Mass Protests, Low Crime
First published: 27th July 2019
Hong Kong's crime figures in the first half of 2019 is the lowest since 1977, according to the latest figures from the Government. The period from 1 January to 30 June includes the two largest protests, on 9 June of over 1 million people, and 16 June of almost 2 million people, in Hong Kong's history, and violent clashes between police and protestors on 12 June. Hong Kong is overwhelmingly a safe and civil society.
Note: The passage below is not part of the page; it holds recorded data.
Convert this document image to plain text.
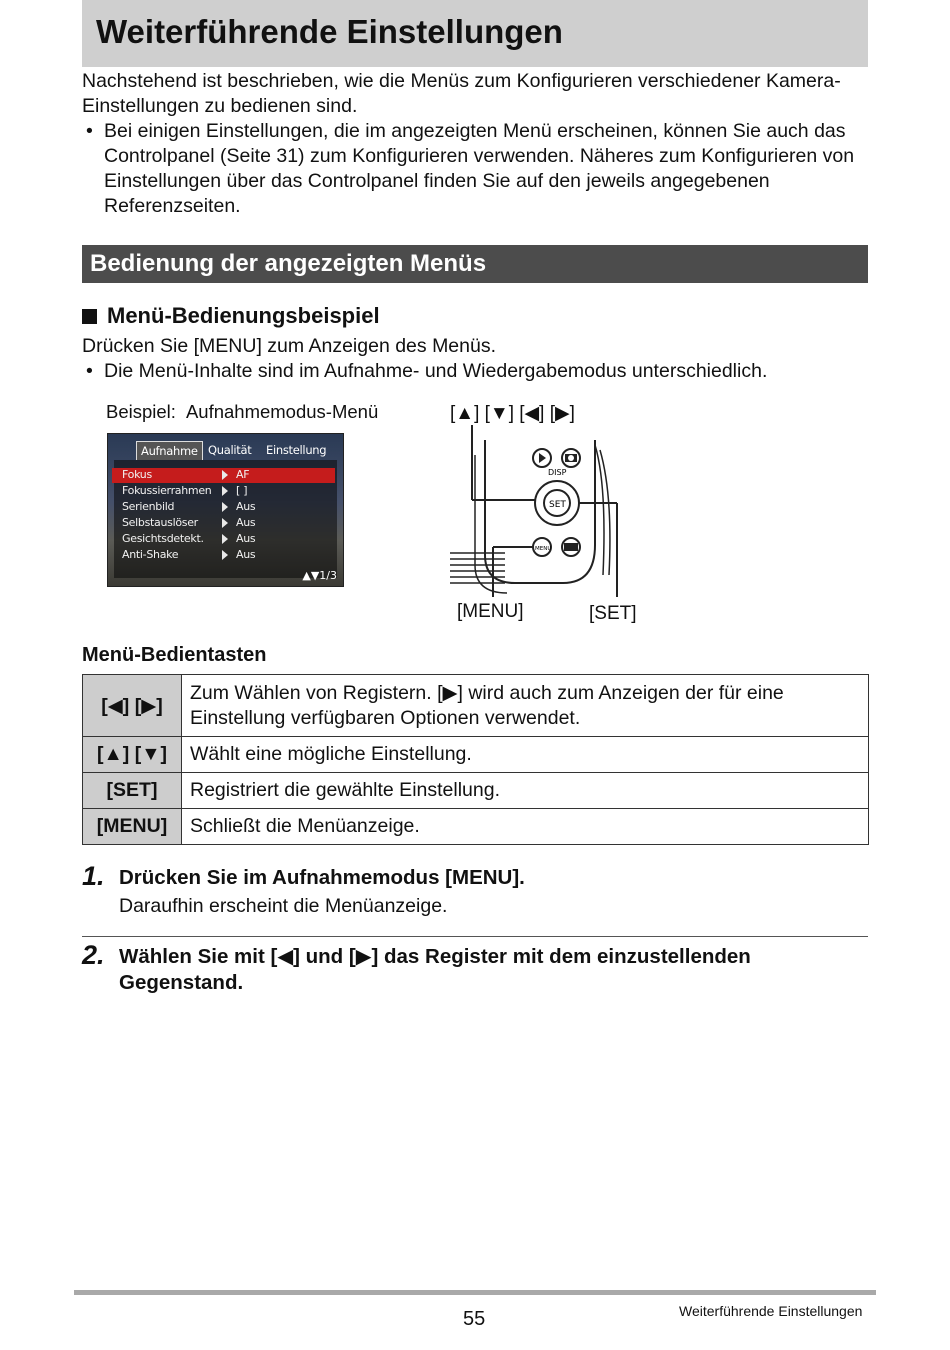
Weiterführende Einstellungen
Nachstehend ist beschrieben, wie die Menüs zum Konfigurieren verschiedener Kamera-Einstellungen zu bedienen sind.
• Bei einigen Einstellungen, die im angezeigten Menü erscheinen, können Sie auch das Controlpanel (Seite 31) zum Konfigurieren verwenden. Näheres zum Konfigurieren von Einstellungen über das Controlpanel finden Sie auf den jeweils angegebenen Referenzseiten.
Bedienung der angezeigten Menüs
Menü-Bedienungsbeispiel
Drücken Sie [MENU] zum Anzeigen des Menüs.
• Die Menü-Inhalte sind im Aufnahme- und Wiedergabemodus unterschiedlich.
Beispiel: Aufnahmemodus-Menü
Aufnahme Qualität	Einstellung
Fokus	AF
Fokussierrahmen [ ]
Serienbild	Aus
Selbstauslöser	Aus
Gesichtsdetekt.	Aus
Anti-Shake	Aus
▲▼1/3
[▲] [▼] [◀] [▶]
DISP
SET
MENU
[MENU]	[SET]
Menü-Bedientasten
[◀] [▶]	Zum Wählen von Registern. [▶] wird auch zum Anzeigen der für eine Einstellung verfügbaren Optionen verwendet.
[▲] [▼]	Wählt eine mögliche Einstellung.
[SET]	Registriert die gewählte Einstellung.
[MENU]	Schließt die Menüanzeige.
1. Drücken Sie im Aufnahmemodus [MENU].
Daraufhin erscheint die Menüanzeige.
2. Wählen Sie mit [◀] und [▶] das Register mit dem einzustellenden Gegenstand.
55	Weiterführende Einstellungen
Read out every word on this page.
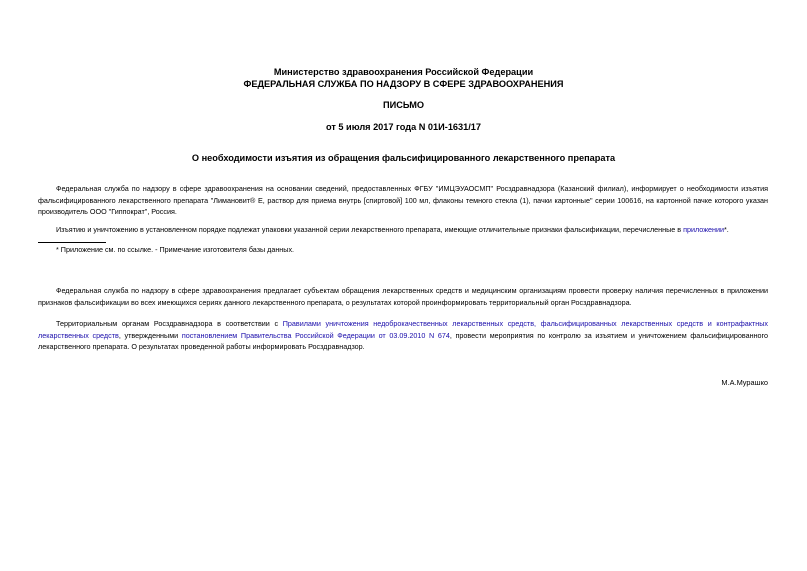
Министерство здравоохранения Российской Федерации
ФЕДЕРАЛЬНАЯ СЛУЖБА ПО НАДЗОРУ В СФЕРЕ ЗДРАВООХРАНЕНИЯ
ПИСЬМО
от 5 июля 2017 года N 01И-1631/17
О необходимости изъятия из обращения фальсифицированного лекарственного препарата
Федеральная служба по надзору в сфере здравоохранения на основании сведений, предоставленных ФГБУ "ИМЦЭУАОСМП" Росздравнадзора (Казанский филиал), информирует о необходимости изъятия фальсифицированного лекарственного препарата "Лимановит® Е, раствор для приема внутрь [спиртовой] 100 мл, флаконы темного стекла (1), пачки картонные" серии 100616, на картонной пачке которого указан производитель ООО "Гиппократ", Россия.
Изъятию и уничтожению в установленном порядке подлежат упаковки указанной серии лекарственного препарата, имеющие отличительные признаки фальсификации, перечисленные в приложении*.
* Приложение см. по ссылке. - Примечание изготовителя базы данных.
Федеральная служба по надзору в сфере здравоохранения предлагает субъектам обращения лекарственных средств и медицинским организациям провести проверку наличия перечисленных в приложении признаков фальсификации во всех имеющихся сериях данного лекарственного препарата, о результатах которой проинформировать территориальный орган Росздравнадзора.
Территориальным органам Росздравнадзора в соответствии с Правилами уничтожения недоброкачественных лекарственных средств, фальсифицированных лекарственных средств и контрафактных лекарственных средств, утвержденными постановлением Правительства Российской Федерации от 03.09.2010 N 674, провести мероприятия по контролю за изъятием и уничтожением фальсифицированного лекарственного препарата. О результатах проведенной работы информировать Росздравнадзор.
М.А.Мурашко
However, Hong Kong appears to be on a course for increasing violence. Police are accused of using excessive force and concealing their identity while doing so. A small number of protestors have taken to vandalism and attacking faceless authority. On 20 July, at a "Safeguard Hong Kong" rally organised to show support for the police, Arthur Shek Kang-chuen, associate publisher of the Hong Kong Economic Times, called for action against extradition bill protesters, likening it to disciplining children, "Do you have a cane at home? Get one, get a longer one. What if you don’t have one at home? Go to a metalware shop, buy a 20mm [diameter] water pipe, and teach your son a lesson." A day later, a mob of white-shirted men wielding canes, sticks and pipes attacked people at the Yuen Long MTR station, particularly targeting people returning from a protest in Central but also journalists and a pregnant women. The police were notably absent during the repeated attacks, and Arther Shek has not been arrested for incitement to violence.
What is needed now is a return to peaceful discourse. Only a full public inquiry, led by a senior judge, and with the power to call witnesses can address the concerns of the whole of society. I do not want to see a sharp upturn in the crime figures for the second half of 2019.